Die offenen Immobilienfonds in Deutschland haben traditionell einen hohen Büroimmobilienanteil. Bei einem Anteil des Bürosektors von 62 Prozent an den Verkehrswerten besteht natürlich ein Kumulrisiko. Der Abbau des hohen Büroanteils kommt nur langsam voran, und entsprechend sind die Fonds hier gegenüber fundamentalen Marktrisiken exponiert. Das hybride Arbeiten drückt weiter auf die Flächennachfrage der Mieter. Der Arbeitskräftemangel und der vermehrte Einsatz künstlicher Intelligenz (KI) könnten einen Produktivitätsschub in den Büros auslösen, so daß dieselbe Arbeit von viel weniger Menschen auf viel weniger Bürofläche getan werden kann. Diese Entwicklungen sind in den Immobilienwerten der Fonds nicht enthalten.

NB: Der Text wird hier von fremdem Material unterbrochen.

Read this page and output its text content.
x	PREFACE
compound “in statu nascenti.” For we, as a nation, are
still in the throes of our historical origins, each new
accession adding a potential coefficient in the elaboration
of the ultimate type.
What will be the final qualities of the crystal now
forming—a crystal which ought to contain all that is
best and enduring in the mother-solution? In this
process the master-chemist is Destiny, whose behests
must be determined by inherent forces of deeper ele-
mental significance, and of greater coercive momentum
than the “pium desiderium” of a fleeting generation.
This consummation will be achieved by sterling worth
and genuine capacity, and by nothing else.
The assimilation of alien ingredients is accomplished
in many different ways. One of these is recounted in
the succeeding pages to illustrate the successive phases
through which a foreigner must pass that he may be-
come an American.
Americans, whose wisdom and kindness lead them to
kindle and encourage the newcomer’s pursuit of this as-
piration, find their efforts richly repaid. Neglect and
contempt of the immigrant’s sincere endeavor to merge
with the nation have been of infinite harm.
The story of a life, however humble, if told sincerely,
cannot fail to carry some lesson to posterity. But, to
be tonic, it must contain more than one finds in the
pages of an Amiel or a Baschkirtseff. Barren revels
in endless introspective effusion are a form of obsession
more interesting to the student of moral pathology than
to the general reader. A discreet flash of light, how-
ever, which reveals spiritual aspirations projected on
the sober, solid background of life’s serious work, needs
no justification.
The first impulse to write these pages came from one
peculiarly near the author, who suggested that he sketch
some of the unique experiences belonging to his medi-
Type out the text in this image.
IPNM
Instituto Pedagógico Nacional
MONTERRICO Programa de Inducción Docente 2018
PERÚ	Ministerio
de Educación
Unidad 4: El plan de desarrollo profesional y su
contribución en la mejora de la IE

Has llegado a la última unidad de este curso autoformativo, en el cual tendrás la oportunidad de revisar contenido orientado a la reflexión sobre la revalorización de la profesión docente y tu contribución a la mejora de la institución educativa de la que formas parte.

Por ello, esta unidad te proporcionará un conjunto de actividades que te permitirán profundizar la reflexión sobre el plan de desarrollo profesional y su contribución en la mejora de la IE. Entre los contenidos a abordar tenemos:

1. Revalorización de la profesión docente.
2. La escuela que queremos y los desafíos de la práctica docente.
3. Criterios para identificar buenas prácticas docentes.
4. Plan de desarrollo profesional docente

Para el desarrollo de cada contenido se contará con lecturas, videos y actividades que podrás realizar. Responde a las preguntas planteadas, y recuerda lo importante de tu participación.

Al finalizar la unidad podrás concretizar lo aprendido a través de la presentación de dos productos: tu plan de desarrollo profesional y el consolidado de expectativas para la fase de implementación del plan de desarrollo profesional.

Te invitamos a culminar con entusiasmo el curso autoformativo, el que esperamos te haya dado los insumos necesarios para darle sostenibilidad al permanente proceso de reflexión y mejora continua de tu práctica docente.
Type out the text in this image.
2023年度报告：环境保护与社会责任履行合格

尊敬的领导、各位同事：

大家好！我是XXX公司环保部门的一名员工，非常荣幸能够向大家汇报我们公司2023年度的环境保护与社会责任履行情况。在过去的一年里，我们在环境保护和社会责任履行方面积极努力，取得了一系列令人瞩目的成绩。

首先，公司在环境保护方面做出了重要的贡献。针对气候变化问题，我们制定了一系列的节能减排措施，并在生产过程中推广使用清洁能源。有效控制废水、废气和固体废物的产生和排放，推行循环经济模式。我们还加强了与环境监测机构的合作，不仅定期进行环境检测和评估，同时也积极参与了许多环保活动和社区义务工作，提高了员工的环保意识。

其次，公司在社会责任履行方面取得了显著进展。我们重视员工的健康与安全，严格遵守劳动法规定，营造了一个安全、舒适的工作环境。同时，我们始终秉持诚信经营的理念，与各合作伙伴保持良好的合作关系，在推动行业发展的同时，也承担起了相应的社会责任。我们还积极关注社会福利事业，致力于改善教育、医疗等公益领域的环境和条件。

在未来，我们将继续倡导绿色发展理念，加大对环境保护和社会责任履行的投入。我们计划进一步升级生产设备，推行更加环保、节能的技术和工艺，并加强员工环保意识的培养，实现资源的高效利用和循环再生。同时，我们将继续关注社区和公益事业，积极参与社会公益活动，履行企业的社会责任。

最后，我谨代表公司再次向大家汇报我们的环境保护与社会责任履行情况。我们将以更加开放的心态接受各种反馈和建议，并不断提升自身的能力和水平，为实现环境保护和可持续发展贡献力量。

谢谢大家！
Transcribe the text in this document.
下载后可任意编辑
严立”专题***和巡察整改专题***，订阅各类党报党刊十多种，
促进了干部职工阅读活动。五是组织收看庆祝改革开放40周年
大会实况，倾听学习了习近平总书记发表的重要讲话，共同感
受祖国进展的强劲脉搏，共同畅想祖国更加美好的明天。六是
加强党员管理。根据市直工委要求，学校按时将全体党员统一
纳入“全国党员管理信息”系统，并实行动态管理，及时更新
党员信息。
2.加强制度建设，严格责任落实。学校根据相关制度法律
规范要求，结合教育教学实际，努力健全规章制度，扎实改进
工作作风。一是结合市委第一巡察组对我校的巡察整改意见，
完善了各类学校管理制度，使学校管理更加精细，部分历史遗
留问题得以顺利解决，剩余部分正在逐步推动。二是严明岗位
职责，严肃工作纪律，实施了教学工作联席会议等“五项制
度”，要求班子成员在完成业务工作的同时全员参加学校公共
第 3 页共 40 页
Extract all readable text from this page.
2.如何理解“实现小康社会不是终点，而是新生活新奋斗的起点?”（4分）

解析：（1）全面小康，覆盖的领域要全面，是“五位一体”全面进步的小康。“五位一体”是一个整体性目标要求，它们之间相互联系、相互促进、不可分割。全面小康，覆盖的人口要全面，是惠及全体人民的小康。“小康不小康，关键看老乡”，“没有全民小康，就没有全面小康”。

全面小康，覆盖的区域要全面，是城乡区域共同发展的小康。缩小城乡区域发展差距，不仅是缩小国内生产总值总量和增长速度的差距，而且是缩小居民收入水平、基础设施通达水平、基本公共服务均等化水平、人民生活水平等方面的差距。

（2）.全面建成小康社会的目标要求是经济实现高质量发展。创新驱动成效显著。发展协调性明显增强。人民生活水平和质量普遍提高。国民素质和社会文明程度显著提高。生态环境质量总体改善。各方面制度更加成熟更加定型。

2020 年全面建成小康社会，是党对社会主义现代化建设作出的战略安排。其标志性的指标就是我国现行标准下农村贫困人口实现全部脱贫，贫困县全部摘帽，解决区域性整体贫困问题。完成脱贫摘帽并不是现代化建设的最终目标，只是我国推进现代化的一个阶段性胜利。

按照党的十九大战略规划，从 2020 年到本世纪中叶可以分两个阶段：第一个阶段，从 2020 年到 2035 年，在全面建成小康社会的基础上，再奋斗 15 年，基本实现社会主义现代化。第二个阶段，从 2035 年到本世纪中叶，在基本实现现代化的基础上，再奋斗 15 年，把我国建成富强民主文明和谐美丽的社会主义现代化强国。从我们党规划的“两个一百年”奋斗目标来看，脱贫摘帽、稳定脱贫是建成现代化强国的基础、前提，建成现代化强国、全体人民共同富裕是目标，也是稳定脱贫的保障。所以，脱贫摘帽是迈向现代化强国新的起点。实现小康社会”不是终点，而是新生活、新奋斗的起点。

Fonds werden kaum eine Rendite von über drei Prozent schaffen

Es gibt aber auch Lichtblicke: Die deutschen Büromieten sind laut vdp-Mietindex 2022 und 2023 weiter deutlich angestiegen. Der Büroleerstand lag laut den Zahlen von Bulwiengesa trotz eines trendmäßigen Anstiegs letztes Jahr nur bei 4,8 Prozent. Im internationalen Vergleich ist das wenig: Der europaweite Büroleerstand erreichte Ende 2023 laut BNP Paribas Real Estate acht Prozent, und in den USA stehen bereits über 20 Prozent der Flächen leer, wobei die deutschen offenen Immobilienfonds hier noch auf eine Vermietungsquote von 89 Prozent kommen.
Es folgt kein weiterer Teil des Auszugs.